About John S. Barrett #25 of Minneapolis, Minnesota

John S. Barrett was a truck driver by trade according to his son, Dick Barrett. Dick reported that his father at one time had about 300 telephones. He collected mostly wood wall telephones but also had other varieties. Mr. Barrett stated that his father kept most of his collection in the basement of their home.

He said that his dad once searched out and found Mrs. Augustus Monson, wife of Augustus Alvin Monson to see if she had any telephones for sale from her husband. He said that Mrs. Monson wouldn’t even talk to him at the door. She was a hoarder and apparently still lived in the same dilapidated home. As she closed the door on him, Mr. Barrett noticed that her screen door was broken and falling apart.

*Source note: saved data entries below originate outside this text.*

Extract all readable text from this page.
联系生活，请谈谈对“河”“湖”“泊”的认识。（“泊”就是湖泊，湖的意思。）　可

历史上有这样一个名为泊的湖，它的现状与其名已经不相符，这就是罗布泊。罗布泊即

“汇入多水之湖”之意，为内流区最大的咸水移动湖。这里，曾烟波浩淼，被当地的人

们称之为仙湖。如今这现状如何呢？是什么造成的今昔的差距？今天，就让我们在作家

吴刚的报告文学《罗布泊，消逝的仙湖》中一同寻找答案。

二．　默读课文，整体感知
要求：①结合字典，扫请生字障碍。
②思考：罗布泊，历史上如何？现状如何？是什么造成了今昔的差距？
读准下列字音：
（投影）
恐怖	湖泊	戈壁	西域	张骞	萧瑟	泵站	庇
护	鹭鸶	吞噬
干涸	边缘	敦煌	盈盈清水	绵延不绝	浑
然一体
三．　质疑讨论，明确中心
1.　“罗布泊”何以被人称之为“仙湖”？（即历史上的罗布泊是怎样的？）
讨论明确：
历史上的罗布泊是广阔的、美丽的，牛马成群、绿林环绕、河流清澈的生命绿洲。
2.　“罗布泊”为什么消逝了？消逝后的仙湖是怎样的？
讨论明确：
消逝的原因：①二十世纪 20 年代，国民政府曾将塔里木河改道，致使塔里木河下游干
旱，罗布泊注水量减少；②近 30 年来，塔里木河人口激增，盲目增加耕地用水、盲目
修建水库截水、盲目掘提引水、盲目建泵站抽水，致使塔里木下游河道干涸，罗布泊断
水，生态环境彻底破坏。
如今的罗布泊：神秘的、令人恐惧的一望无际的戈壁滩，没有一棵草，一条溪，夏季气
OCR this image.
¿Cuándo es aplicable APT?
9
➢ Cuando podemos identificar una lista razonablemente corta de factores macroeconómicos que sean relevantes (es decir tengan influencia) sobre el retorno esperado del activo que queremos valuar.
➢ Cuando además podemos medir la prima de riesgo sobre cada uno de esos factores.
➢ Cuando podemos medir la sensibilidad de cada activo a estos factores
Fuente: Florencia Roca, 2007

He said his father went to his truck and pulled out a hammer and some tools and walked back up to the door and began fixing her screen door. Mrs. Monson reportedly came back to the door and started talking with him. Apparently happy that he was fixing her screen door, she engaged him in conversation and asked what he was looking for. He asked her if she had anything for sale and she said she had something under her bed.

She took him inside and showed him four of the Monson 100 button telephones that Mr. Monson had invented. Mr. Barrett noticed that two of them didn’t have any mouthpieces on them. He asked her if she had the other two mouthpieces and Mrs. Monson produced a photograph of Mr. Monson’s grave and told him that those two mouthpieces were attached to his gravestone.

Mr. Barrett was able to buy the four phones from her. From information in the ATCA Historical Fact Sheets, Mr. Monson only made 60 units of his 100 button phone. Only twelve of them remain in existence to date. Mr. Barrett also held two patents in his name for parts he designed for working on big rig trucks.